Glaciers in the European Alps, New Zealand, the Caucasus, Western Canada and the Western United Sates, though small absolute contributors to global sea-level rise, are projected to lose more than 50 percent of their current ice volume.
Currently, melt from smaller mountain glaciers and ice caps is responsible for a disproportionately large portion of sea level increases, even though they contained less than 1 percent of water in glacier ice.he scientists arrived at their conclusions by modelling volume loss and melt off from 120,000 mountain glaciers and ice caps. It is one of the first to provide detailed projections by region.
However, their projections don’t include glacier calving - the production of icebergs.
“There is a lot of focus on the large ice sheets but very few global scale studies quantifying how much melt to expect from these smaller glaciers that make up about 40 percent of the entire sea-level rise that we observe right now,” said lead author Valentina Radic.
Increases in sea levels caused by the melting of the Greenland and Antarctic ice sheets, and the thermal expansion of water, are excluded from the results.

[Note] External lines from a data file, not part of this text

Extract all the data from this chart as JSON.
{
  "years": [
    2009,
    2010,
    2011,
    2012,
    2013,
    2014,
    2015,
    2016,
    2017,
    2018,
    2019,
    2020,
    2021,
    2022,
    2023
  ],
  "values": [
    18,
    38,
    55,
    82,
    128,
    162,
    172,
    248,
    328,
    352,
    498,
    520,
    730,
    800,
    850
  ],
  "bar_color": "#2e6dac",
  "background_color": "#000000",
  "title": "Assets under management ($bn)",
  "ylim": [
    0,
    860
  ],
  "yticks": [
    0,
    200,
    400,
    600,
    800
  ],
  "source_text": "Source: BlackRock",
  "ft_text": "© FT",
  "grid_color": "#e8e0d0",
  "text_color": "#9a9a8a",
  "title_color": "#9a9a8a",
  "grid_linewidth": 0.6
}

Radic and her colleague Regine Hock of the University of Alaska, Fairbanks, modelled future glacier melt based on temperature and precipitation projections from 10 global climate models used by the Intergovernmental Panel on Climate Change.
“While the overall sea level increase projections in our study are on par with IPCC studies, our results are more detailed and regionally resolved,” said Radic.
“This allows us to get a better picture of projected regional ice volume change and potential impacts on local water supplies, and changes in glacier size distribution,” she said.
Global projections of sea level rises from mountain glacier and ice cap melt from the IPCC range between seven and 17 cm by the end of 2100.
Radic’s projections are only slightly higher - in the range of seven to 18 cm.
However, the new projections include detailed projection of melt off from small glaciers surrounding the Greenland and Antarctic ice sheets, which have so far been excluded from, or only estimated in, global assessments.